Но, как правило, завоевание даже более передовыми социорами означает для побежденных только регресс, так как передовой общественный строй на завоеванную территорию не переносится. Нынешняя оккупация США и их союзниками Афганистана и Ирака имеет целью не преобразование афганского и иракского общества, а лишь поддержание статус-кво. Тем более регрессом является завоевание отсталым социором передового (монгольское иго).



Политические революции и прогрессивные реформы составляют линию политического прогресса. Примеры прогрессивных реформ общеизвестны – реформы Петра I в России, «новый курс» Ф. Рузвельта в США и т. д.

Прогрессивная политика предполагает учет интересов как социора в целом, так и его трудящихся классов. Действия, игнорирующие общесоциорные интересы в пользу классового эгоизма низов, являются не прогрессивными, а популистскими. Не будучи реакционными, они стимулируют реакцию – господствующие классы, которые всегда лучше организованы, берут быстрый и кровавый реванш.

Линию политического регресса, называемого «реакцией», составляют реакционные перевороты (включая контрреволюции) и реакционные реформы. К последним относятся урезание прав трудящихся (например, отмена Юрьева дня), клерикализация, преследование этнических и религиозных меньшинств и др. Источник реакции – классовый эгоизм верхов.

Реакционные перевороты правомерно назвать политическими антиреволюциями, но этот термин вряд ли может укорениться в науке.

В условиях социального регрессивного развития (деградации общества в целом) реакционные перевороты представляют собой социальные антиреволюции, когда власть переходит в руки антиреволюционного класса, вершащего дело регресса: установление монархии в Риме в I веке до н. э., в североитальянских государствах – в XIV-XVI веках, фактическое исчезновение центральной власти в Речи Посполитой в XVII веке.

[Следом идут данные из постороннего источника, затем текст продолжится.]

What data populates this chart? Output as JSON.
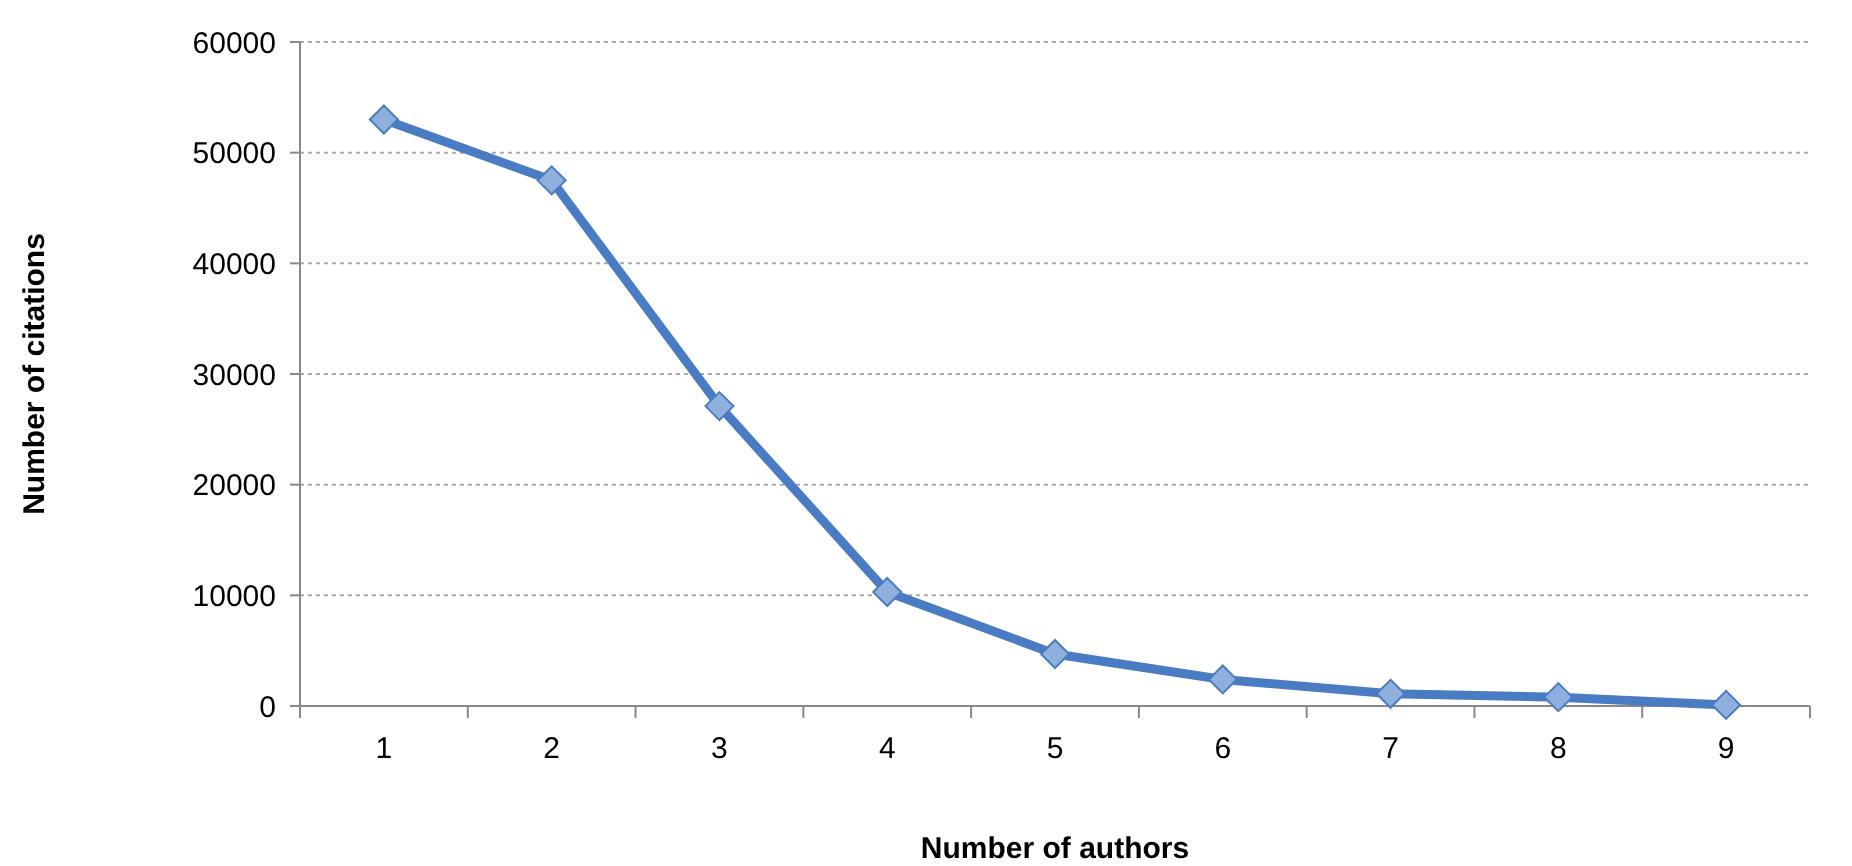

То же можно сказать и о культурных революциях и антиреволюциях, хотя их связь с изменением базиса более свободна. Прогресс общества рано или поздно приводит к культурным революциям; регресс – к культурным антиреволюциям. В философии, например, ясно видны взлеты VI-IV веков до н. э. (от Фалеса до Аристотеля); XI – начала XIV веков (от Абеляра до Оккама) и XVI – первой половины XIX веков н. э. (от Ф Бэкона до Маркса) и сменившие их падения, особенно глубокие на излете Античности (после Плотина), в Италии после конца Ренессанса и на Западе во второй половине XX века, которые привели к почти полной гибели философии.

Своеобразное положение занимают революции в технике. Производственные отношения стимулируют труд людей и их мысль; мысль побуждает к изобретению новых орудий труда, с помощью которых осваиваются новые формы хозяйства. Реализация мысли – новая техника – будучи применена в производстве, увеличивает производительность труда и тем самым ставит под вопрос старые производственные отношения.

Техническая революция сопровождала возникновение классового общества из предклассового и капиталистического из докапиталистического – два наиболее крупных перелома в истории человечества, часто (как у Дж. Д. Бернала) считающиеся единственными

Возможно, что такова и социальная роль НТР. Автоматизация производства, избавляющая работника от непосредственного контакта с предметом труда и оставляющая ему управленческие функции, очевидно, потребует в скором времени упразднения эксплуатации и замены классового общества бесклассовым.